Content Limit | Audio Length |
---|---|
Synchronous Requests | ~1 Minute |
Asynchronous Requests | ~480 Minutes* |
Streaming Requests | ~5 Minutes** |
* Audio longer than ~1 minute must
use the uri
field to reference
an audio file in Google Cloud Storage.
** If you need to stream content for more than 5 minutes, see the
endless streaming tutorial.
For StreamingRecognize
requests, audio must be sent at a rate that
approximates real time.
Attempting to process content in excess of these content limits will produce an error. For more information, see Error messages and Troubleshooting.

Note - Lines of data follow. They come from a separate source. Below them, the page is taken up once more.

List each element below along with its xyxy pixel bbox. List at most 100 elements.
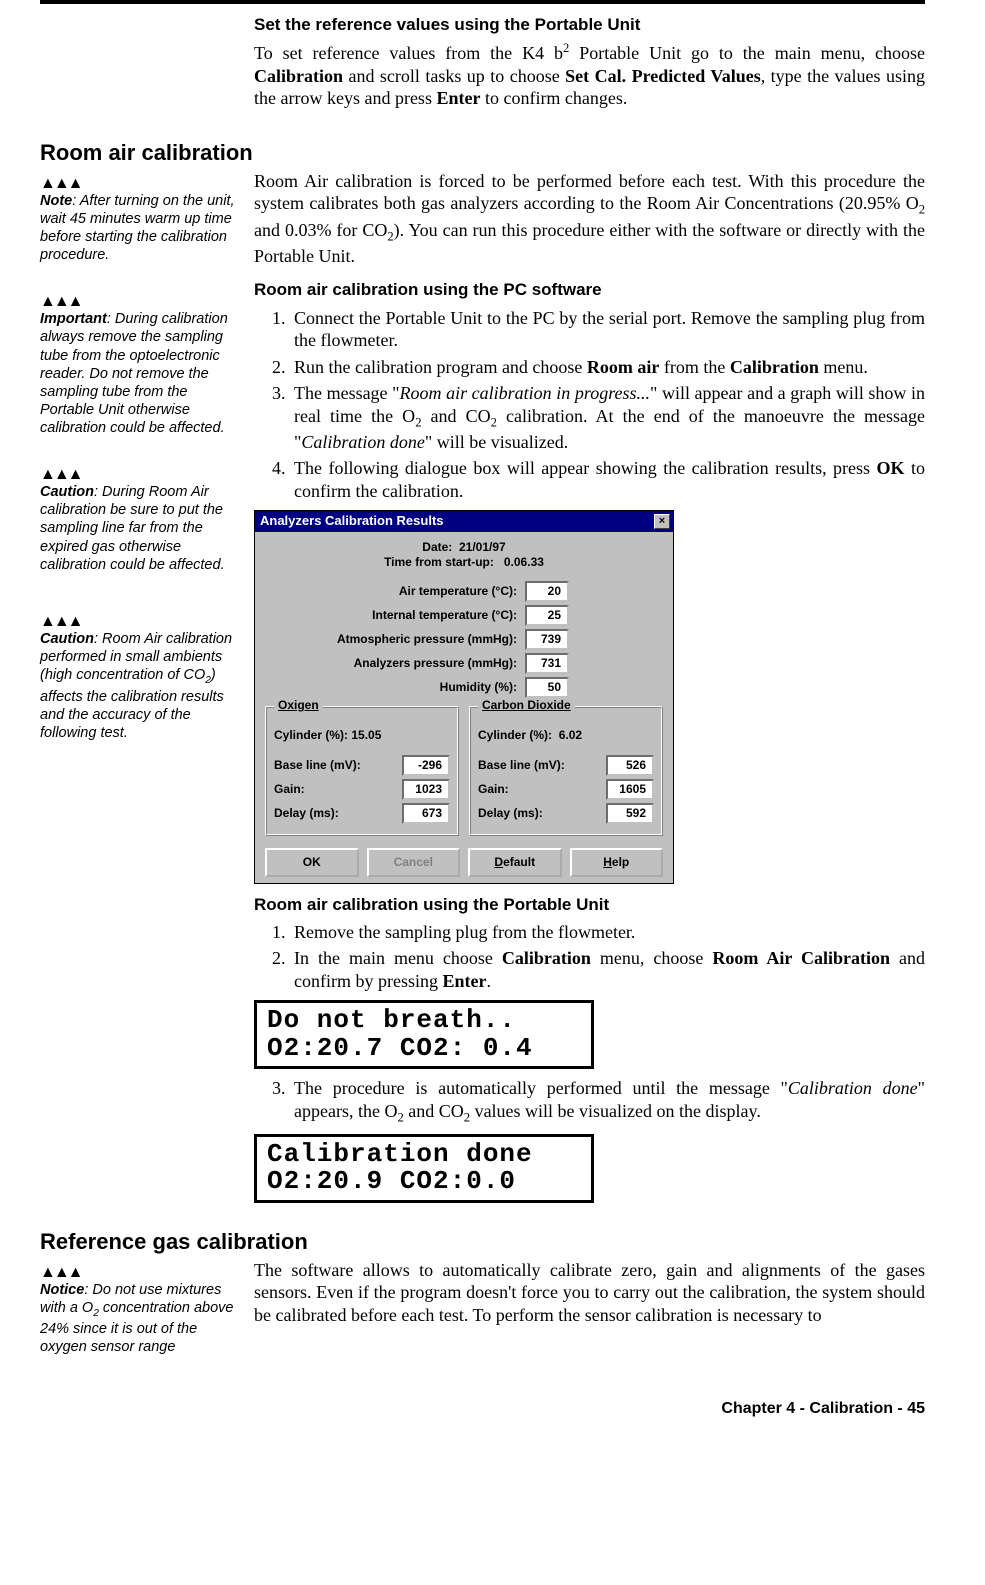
- airtemp-label: Air temperature (°C):: [265, 584, 525, 599]
- inttemp-label: Internal temperature (°C):: [265, 608, 525, 623]
- paragraph-set-ref: To set reference values from the K4 b2 P…: [254, 41, 925, 110]
- co2-cyl: 6.02: [559, 728, 582, 743]
- lcd-display-2: Calibration done O2:20.9 CO2:0.0: [254, 1134, 594, 1203]
- base-label: Base line (mV):: [274, 758, 361, 773]
- o2-base[interactable]: -296: [402, 755, 450, 776]
- sidebar-important: ▲▲▲ Important: During calibration always…: [40, 294, 240, 437]
- text: Room air: [587, 357, 659, 377]
- triangle-icon: ▲▲▲: [40, 294, 240, 310]
- text: menu, choose: [591, 948, 712, 968]
- date-value: 21/01/97: [459, 540, 506, 554]
- pu-steps-list-2: The procedure is automatically performed…: [254, 1077, 925, 1126]
- airtemp-value[interactable]: 20: [525, 581, 569, 602]
- text: Calibration done: [301, 432, 425, 452]
- text: Room Air Calibration: [712, 948, 890, 968]
- sidebar-notice: ▲▲▲ Notice: Do not use mixtures with a O…: [40, 1265, 240, 1357]
- gain-label: Gain:: [478, 782, 509, 797]
- sidebar-caution-2: ▲▲▲ Caution: Room Air calibration perfor…: [40, 614, 240, 742]
- paragraph-ref-gas: The software allows to automatically cal…: [254, 1259, 925, 1327]
- heading-set-ref: Set the reference values using the Porta…: [254, 14, 925, 35]
- o2-gain[interactable]: 1023: [402, 779, 450, 800]
- o2-delay[interactable]: 673: [402, 803, 450, 824]
- atm-label: Atmospheric pressure (mmHg):: [265, 632, 525, 647]
- text: Room Air calibration is forced to be per…: [254, 171, 925, 214]
- text: Enter: [442, 971, 486, 991]
- caution-label: Caution: [40, 631, 94, 647]
- list-item: The procedure is automatically performed…: [290, 1077, 925, 1126]
- important-label: Important: [40, 311, 107, 327]
- list-item: In the main menu choose Calibration menu…: [290, 947, 925, 992]
- text: Enter: [436, 88, 480, 108]
- text: In the main menu choose: [294, 948, 502, 968]
- anp-value[interactable]: 731: [525, 653, 569, 674]
- text: To set reference values from the K4 b: [254, 43, 563, 63]
- triangle-icon: ▲▲▲: [40, 467, 240, 483]
- oxygen-title: OOxigenxigen: [274, 698, 323, 713]
- text: Calibration: [730, 357, 819, 377]
- list-item: The message "Room air calibration in pro…: [290, 382, 925, 453]
- delay-label: Delay (ms):: [478, 806, 543, 821]
- o2-cyl: 15.05: [351, 728, 381, 743]
- lcd-line: O2:20.9 CO2:0.0: [267, 1168, 581, 1195]
- text: from the: [659, 357, 729, 377]
- note-label: Note: [40, 193, 72, 209]
- text: Calibration: [254, 66, 343, 86]
- close-icon[interactable]: ×: [654, 514, 670, 529]
- heading-pc-software: Room air calibration using the PC softwa…: [254, 279, 925, 300]
- text: The following dialogue box will appear s…: [294, 458, 877, 478]
- ok-button[interactable]: OK: [265, 848, 359, 877]
- dialog-titlebar: Analyzers Calibration Results ×: [255, 511, 673, 531]
- text: The message ": [294, 383, 400, 403]
- co2-title: Carbon DioxideCarbon Dioxide: [478, 698, 575, 713]
- lcd-line: Do not breath..: [267, 1007, 581, 1034]
- dialog-title: Analyzers Calibration Results: [260, 513, 444, 529]
- triangle-icon: ▲▲▲: [40, 176, 240, 192]
- date-label: Date:: [422, 540, 452, 554]
- lcd-display-1: Do not breath.. O2:20.7 CO2: 0.4: [254, 1000, 594, 1069]
- list-item: Connect the Portable Unit to the PC by t…: [290, 307, 925, 352]
- default-button[interactable]: DefaultDefault: [468, 848, 562, 877]
- co2-base[interactable]: 526: [606, 755, 654, 776]
- text: .: [486, 971, 491, 991]
- base-label: Base line (mV):: [478, 758, 565, 773]
- text: Run the calibration program and choose: [294, 357, 587, 377]
- atm-value[interactable]: 739: [525, 629, 569, 650]
- text: and CO: [404, 1101, 464, 1121]
- important-text: : During calibration always remove the s…: [40, 311, 228, 436]
- pu-steps-list: Remove the sampling plug from the flowme…: [254, 921, 925, 993]
- section-room-air: Room air calibration: [40, 140, 925, 166]
- anp-label: Analyzers pressure (mmHg):: [265, 656, 525, 671]
- text: Portable Unit go to the main menu, choos…: [569, 43, 925, 63]
- text: Room air calibration in progress...: [400, 383, 651, 403]
- text: " will be visualized.: [425, 432, 568, 452]
- hum-value[interactable]: 50: [525, 677, 569, 698]
- gain-label: Gain:: [274, 782, 305, 797]
- text: The procedure is automatically performed…: [294, 1078, 788, 1098]
- cancel-button[interactable]: Cancel: [367, 848, 461, 877]
- text: values will be visualized on the display…: [470, 1101, 761, 1121]
- cyl-label: Cylinder (%):: [274, 728, 348, 743]
- paragraph-room-intro: Room Air calibration is forced to be per…: [254, 170, 925, 268]
- help-button[interactable]: HelpHelp: [570, 848, 664, 877]
- calibration-results-dialog: Analyzers Calibration Results × Date: 21…: [254, 510, 674, 883]
- lcd-line: O2:20.7 CO2: 0.4: [267, 1035, 581, 1062]
- triangle-icon: ▲▲▲: [40, 614, 240, 630]
- triangle-icon: ▲▲▲: [40, 1265, 240, 1281]
- text: and CO: [421, 406, 490, 426]
- notice-label: Notice: [40, 1282, 84, 1298]
- co2-gain[interactable]: 1605: [606, 779, 654, 800]
- oxygen-group: OOxigenxigen Cylinder (%): 15.05 Base li…: [265, 706, 459, 836]
- heading-portable-unit: Room air calibration using the Portable …: [254, 894, 925, 915]
- sidebar-note: ▲▲▲ Note: After turning on the unit, wai…: [40, 176, 240, 265]
- inttemp-value[interactable]: 25: [525, 605, 569, 626]
- lcd-line: Calibration done: [267, 1141, 581, 1168]
- time-label: Time from start-up:: [384, 555, 494, 569]
- hum-label: Humidity (%):: [265, 680, 525, 695]
- text: to confirm changes.: [480, 88, 627, 108]
- text: and scroll tasks up to choose: [343, 66, 565, 86]
- co2-group: Carbon DioxideCarbon Dioxide Cylinder (%…: [469, 706, 663, 836]
- text: menu.: [819, 357, 868, 377]
- co2-delay[interactable]: 592: [606, 803, 654, 824]
- list-item: Run the calibration program and choose R…: [290, 356, 925, 379]
- text: OK: [877, 458, 905, 478]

Within any request, you may also supply a PhraseSet resource containing a list of phrases specific to the request. (A single word counts as a phrase in this context.) The following limits apply to such a context:
Speech Adaptation Limit | Value |
---|---|
Phrases per request | 5000 |
Total characters per request | 100,000 |
Characters per phrase | 100 |
Request Limits
The current API usage limits for Speech-to-Text are as follows (and are subject to change):
Type of Limit | Usage Limit |
---|---|
Recognition Requests per 60 seconds* | 900 |
Adaptation resource requests per 60 seconds* | 10 |
Processing per day | 480 hours of audio |
* Each StreamingRecognize
session is considered a single request even though
it includes multiple frames of StreamingRecognizeRequest
audio within the
stream.
Requests and/or attempts at audio processing in excess of these limits will produce an error. For more information, see Error messages and Troubleshooting.
These limits apply to each Speech-to-Text developer project, and are shared across all applications and IP addresses using a given a developer project.